If we added that it is the NGB for one of the three Olympic sports in which the United States has never medaled, that might even turn into a chuckle.
PRESS RELEASE: USA Team Handball Announces Founding Partnership With Verizon
Still, there is a reason behind Verizon’s decision here, and it’s not just because CEO Hans Vestberg also chaired that particular sport’s NGB in his native Sweden for nine years, before he served as president of the Swedish Olympic Committee.
It’s a team sport popular in Europe; it was first played at the 1936 Olympics; and it has been an Olympic sport since 1976.
We’re talking about team handball, a hybrid of soccer and basketball in which seven-person teams try to throw a ball slightly smaller than a volleyball into goals. While the International Handball Federation claims there are 27 million people playing the sport worldwide, it is largely unknown in the U.S. As a new sponsor of USA Team Handball, Verizon is hoping to put the sport on the map domestically. Its rights deal (a one-year agreement with options to go through 2024) will put the Verizon logo on the front of the NGB’s uniforms, and grant the communications giant a “Founding Technology and Content Provider” designation, through which it hopes to grow the sport. New sponsor dollars are always impressive; having the NGB’s first non-endemic sponsor is a revelation.

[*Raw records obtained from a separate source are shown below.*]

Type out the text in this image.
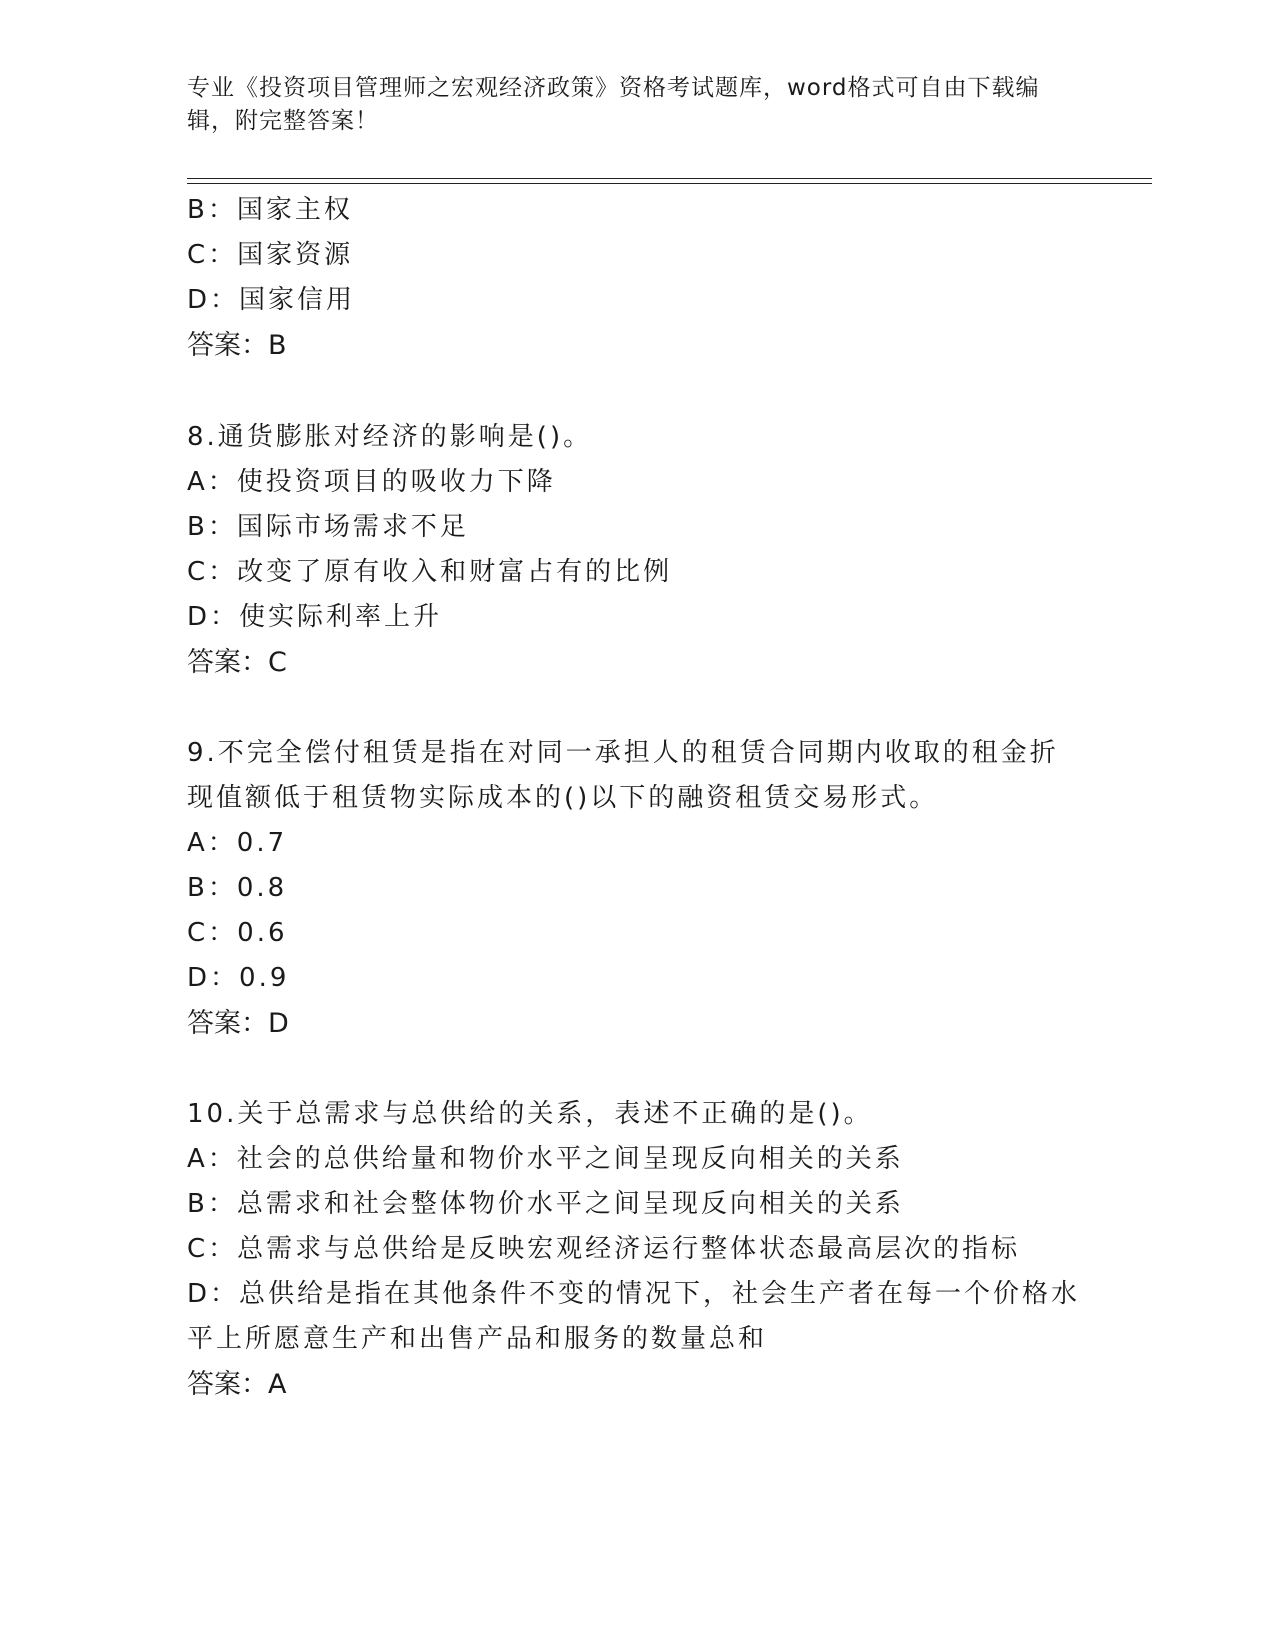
专业《投资项目管理师之宏观经济政策》资格考试题库，word格式可自由下载编辑，附完整答案！
B：国家主权
C：国家资源
D：国家信用
答案：B
8.通货膨胀对经济的影响是()。
A：使投资项目的吸收力下降
B：国际市场需求不足
C：改变了原有收入和财富占有的比例
D：使实际利率上升
答案：C
9.不完全偿付租赁是指在对同一承担人的租赁合同期内收取的租金折
现值额低于租赁物实际成本的()以下的融资租赁交易形式。
A：0.7
B：0.8
C：0.6
D：0.9
答案：D
10.关于总需求与总供给的关系，表述不正确的是()。
A：社会的总供给量和物价水平之间呈现反向相关的关系
B：总需求和社会整体物价水平之间呈现反向相关的关系
C：总需求与总供给是反映宏观经济运行整体状态最高层次的指标
D：总供给是指在其他条件不变的情况下，社会生产者在每一个价格水
平上所愿意生产和出售产品和服务的数量总和
答案：A
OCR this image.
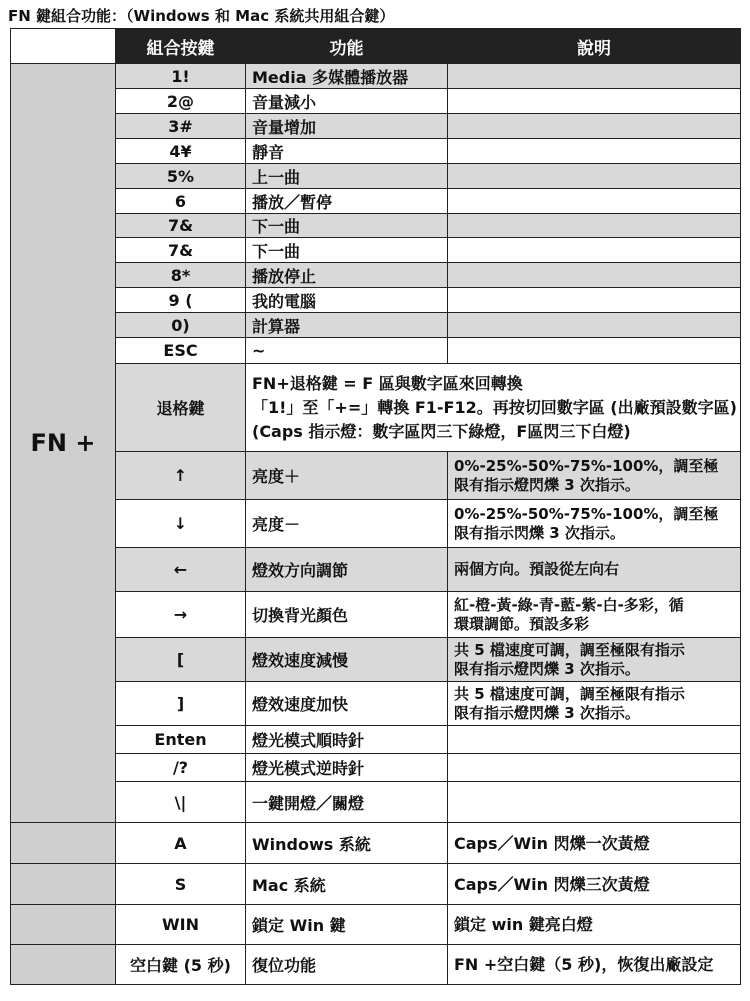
FN 鍵組合功能：（Windows 和 Mac 系統共用組合鍵）
	組合按鍵	功能	說明
FN +	1!	Media 多媒體播放器	
	2@	音量減小	
	3#	音量增加	
	4¥	靜音	
	5%	上一曲	
	6	播放／暫停	
	7&	下一曲	
	7&	下一曲	
	8*	播放停止	
	9 (	我的電腦	
	0)	計算器	
	ESC	~	
	退格鍵	FN+退格鍵 = F 區與數字區來回轉換
「1!」至「+=」轉換 F1-F12。再按切回數字區 (出廠預設數字區)
(Caps 指示燈：數字區閃三下綠燈，F區閃三下白燈)	

	↑	亮度＋	0%-25%-50%-75%-100%，調至極
限有指示燈閃爍 3 次指示。

	↓	亮度－	0%-25%-50%-75%-100%，調至極
限有指示閃爍 3 次指示。

	←	燈效方向調節	兩個方向。預設從左向右

	→	切換背光顏色	紅-橙-黃-綠-青-藍-紫-白-多彩，循
環環調節。預設多彩

	[	燈效速度減慢	共 5 檔速度可調，調至極限有指示
限有指示燈閃爍 3 次指示。

	]	燈效速度加快	共 5 檔速度可調，調至極限有指示
限有指示燈閃爍 3 次指示。

	Enten	燈光模式順時針	
	/?	燈光模式逆時針	
	\|	一鍵開燈／關燈	
	A	Windows 系統	Caps／Win 閃爍一次黃燈
	S	Mac 系統	Caps／Win 閃爍三次黃燈
	WIN	鎖定 Win 鍵	鎖定 win 鍵亮白燈
	空白鍵 (5 秒)	復位功能	FN +空白鍵（5 秒)，恢復出廠設定
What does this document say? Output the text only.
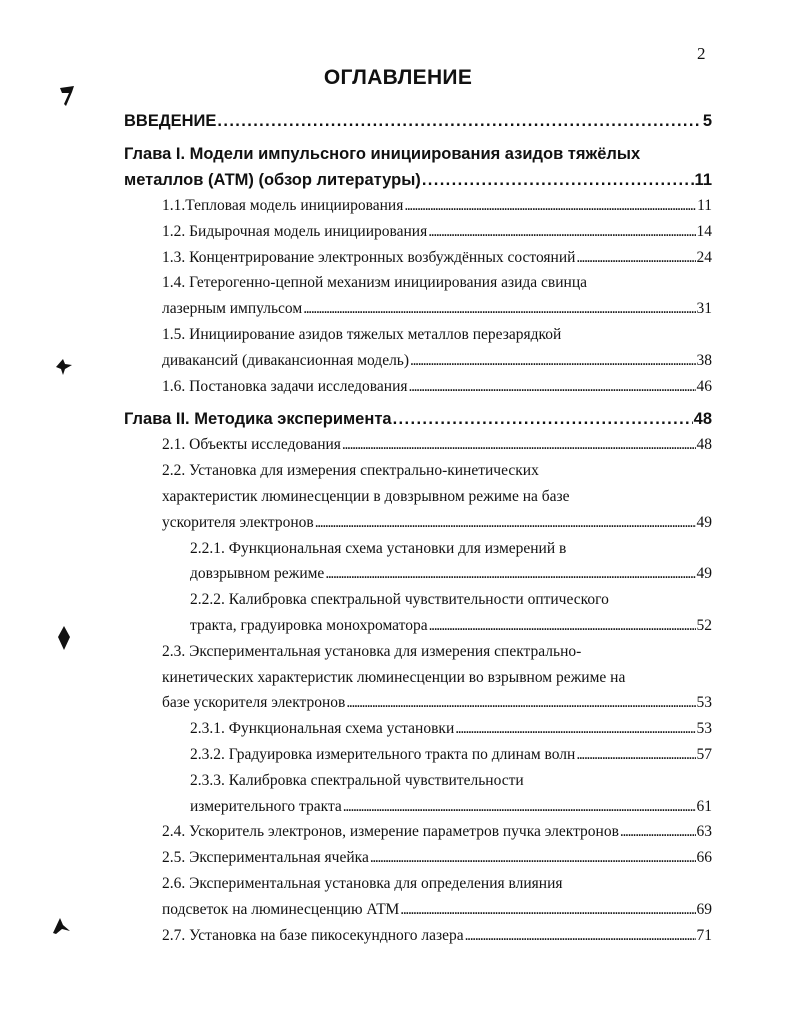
2
ОГЛАВЛЕНИЕ
ВВЕДЕНИЕ . . .	5
Глава I. Модели импульсного инициирования азидов тяжёлых
металлов (АТМ) (обзор литературы) . . .	11
1.1.Тепловая модель инициирования . . .	11
1.2. Бидырочная модель инициирования . . .	14
1.3. Концентрирование электронных возбуждённых состояний . . .	24
1.4. Гетерогенно-цепной механизм инициирования азида свинца
лазерным импульсом . . .	31
1.5. Инициирование азидов тяжелых металлов перезарядкой
дивакансий (дивакансионная модель) . . .	38
1.6. Постановка задачи исследования . . .	46
Глава II. Методика эксперимента . . .	48
2.1. Объекты исследования . . .	48
2.2. Установка для измерения спектрально-кинетических
характеристик люминесценции в довзрывном режиме на базе
ускорителя электронов . . .	49
2.2.1. Функциональная схема установки для измерений в
довзрывном режиме . . .	49
2.2.2. Калибровка спектральной чувствительности оптического
тракта, градуировка монохроматора . . .	52
2.3. Экспериментальная установка для измерения спектрально-
кинетических характеристик люминесценции во взрывном режиме на
базе ускорителя электронов . . .	53
2.3.1. Функциональная схема установки . . .	53
2.3.2. Градуировка измерительного тракта по длинам волн . . .	57
2.3.3. Калибровка спектральной чувствительности
измерительного тракта . . .	61
2.4. Ускоритель электронов, измерение параметров пучка электронов . . .	63
2.5. Экспериментальная ячейка . . .	66
2.6. Экспериментальная установка для определения влияния
подсветок на люминесценцию АТМ . . .	69
2.7. Установка на базе пикосекундного лазера . . .	71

As part of its deal Verizon will have its logo on the team’s uniforms. “Verizon’s a legitimizer for the sport of team handball, it’s as simple as that,” said Barry Siff, who became CEO of USA Team Handball last April, after five years as president of USA Triathlon. “One of our goals is to build an OTT and have more social media running, so Americans can sample our sport. I know Verizon can help us grow with their content and distribution capabilities.”
Even when your leading patron is the CEO of a company as large, far-reaching, and influential as Verizon, that won’t be easy. “Tremendous upside and minimal risk” is how Rob McQueen, Verizon director of sponsorships, described the deal. “We’ll get involved in national team tryouts, grassroots tryouts for the women’s and men’s national teams, along with the beach version of the game,” he said. “We think we can grow the sport by getting younger athletes to try something new.”
Not only has the U.S. never won an Olympic medal in team handball (the other Summer Olympic events it has been shut out of are table tennis and badminton; when you win a bar bet at your local tavern, thank us), it hasn’t even qualified for Olympic competition since 1996, when it got free admission because the Games were held in Atlanta. The good news: It will receive that same home-court pass for the 2028 Summer Games in Los Angeles. And with a budget the size of Verizon’s, it’s worth wondering if team handball will serve as a test for a larger NGB play.
“This was, perhaps, the ultimate ground-floor opportunity,” said Jeff Marks, whose L.A.-based Innovative Partnerships Group is USA Team Handball’s sales and marketing agency. “The vision is one of building, while knowing the U.S. team will have a presence in eight years.”
With few people playing team handball in the U.S., Siff knows the sports must be nurtured at all levels, from grassroots — where he says there is a growing club scene in major U.S. cities — to the formation of an American professional team handball league, a project now under R&D at IOA Sports in Orlando, where former Major Indoor Soccer League executive Paul Garofolo says it reminds him of his early days with that startup. While the new league is yet nameless, and has no completed logos, he expects to be pitching prospective owners before the year is out. Garofolo says it will require a minimum of 10 franchises to launch for a league that would begin play in 2023 with each franchise costing $3 million to $5 million to launch.
Likely prospects? “NBA or NHL owners in one-tenant arena situations,” Garofolo said. “Some of the big European sports brands like Barca or Paris Saint-Germain also have their own team handball teams.”
It may just be a matter of finding the right CEOs.